Four to six percent of collections is the recommended range, budgeted every month like lab, supplies, or payroll. Most practices underfund this or never budget it at all, which limits both patient growth and long-term practice value.

How does marketing affect a dental practice's sale price?

A buyer pays a multiple of profit, and marketing raises that profit while also raising the certainty a buyer has that patients keep coming after the sale. A $40,000 annual marketing spend returning $4 for every dollar can add $512,000 to $640,000 in enterprise value at a 4-5x EBITDA multiple.

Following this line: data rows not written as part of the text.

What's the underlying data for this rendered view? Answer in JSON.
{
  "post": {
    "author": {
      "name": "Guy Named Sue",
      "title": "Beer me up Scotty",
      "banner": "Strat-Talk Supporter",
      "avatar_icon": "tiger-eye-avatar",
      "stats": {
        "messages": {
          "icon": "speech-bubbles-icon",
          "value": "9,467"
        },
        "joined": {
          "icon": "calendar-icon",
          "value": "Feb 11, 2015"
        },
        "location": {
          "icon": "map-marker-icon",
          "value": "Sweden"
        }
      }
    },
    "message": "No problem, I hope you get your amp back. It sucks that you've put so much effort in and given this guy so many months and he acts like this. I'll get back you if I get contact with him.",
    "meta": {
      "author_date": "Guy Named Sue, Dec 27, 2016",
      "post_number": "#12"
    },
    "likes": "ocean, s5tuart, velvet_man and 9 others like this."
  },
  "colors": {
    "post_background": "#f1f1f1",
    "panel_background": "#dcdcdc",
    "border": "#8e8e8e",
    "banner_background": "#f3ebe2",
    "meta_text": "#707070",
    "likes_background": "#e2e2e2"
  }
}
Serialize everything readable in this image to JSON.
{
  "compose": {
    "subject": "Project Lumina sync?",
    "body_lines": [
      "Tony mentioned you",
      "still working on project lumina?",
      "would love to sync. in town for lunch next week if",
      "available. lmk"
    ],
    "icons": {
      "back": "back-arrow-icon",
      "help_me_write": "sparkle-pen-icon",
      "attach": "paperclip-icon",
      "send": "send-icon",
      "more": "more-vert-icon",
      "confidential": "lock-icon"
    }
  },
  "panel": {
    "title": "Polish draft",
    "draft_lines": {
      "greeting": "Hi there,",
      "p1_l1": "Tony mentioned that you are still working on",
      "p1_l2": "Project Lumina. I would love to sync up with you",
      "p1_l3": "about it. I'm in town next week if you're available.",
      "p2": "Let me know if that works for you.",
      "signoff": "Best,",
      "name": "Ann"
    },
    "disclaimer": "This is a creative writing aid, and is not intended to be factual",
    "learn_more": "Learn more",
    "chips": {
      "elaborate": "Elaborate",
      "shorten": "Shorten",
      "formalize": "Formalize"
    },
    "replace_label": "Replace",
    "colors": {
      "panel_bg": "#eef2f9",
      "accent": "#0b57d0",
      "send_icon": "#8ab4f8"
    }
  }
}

Why is my dental practice invisible in ChatGPT and Google AI Overviews?

Across current client data, 93 percent of dental practices are effectively invisible to AI search. This usually comes down to a lack of consistent human content, an unoptimized website, and inactivity across the platforms AI systems pull from when recommending providers.

What is the most important thing to put on a dental practice website homepage?

A real video above the fold, before any written copy, showing the doctor speaking directly to the visitor in the first three seconds. This addresses the anxiety and uncertainty most prospective patients feel before ever picking up the phone.

Should dentists post on LinkedIn?

Yes. LinkedIn reaches working professionals, executives, and business owners who are strong candidates for comprehensive treatment, and its ownership by Microsoft, a major investor in OpenAI, may help content surface in ChatGPT search as well.

Do ads or content build patient trust first?

Content builds the initial connection and trust. Ads amplify that existing content to more of the right people faster than word of mouth alone. An ad cannot manufacture trust that does not already exist in the underlying content.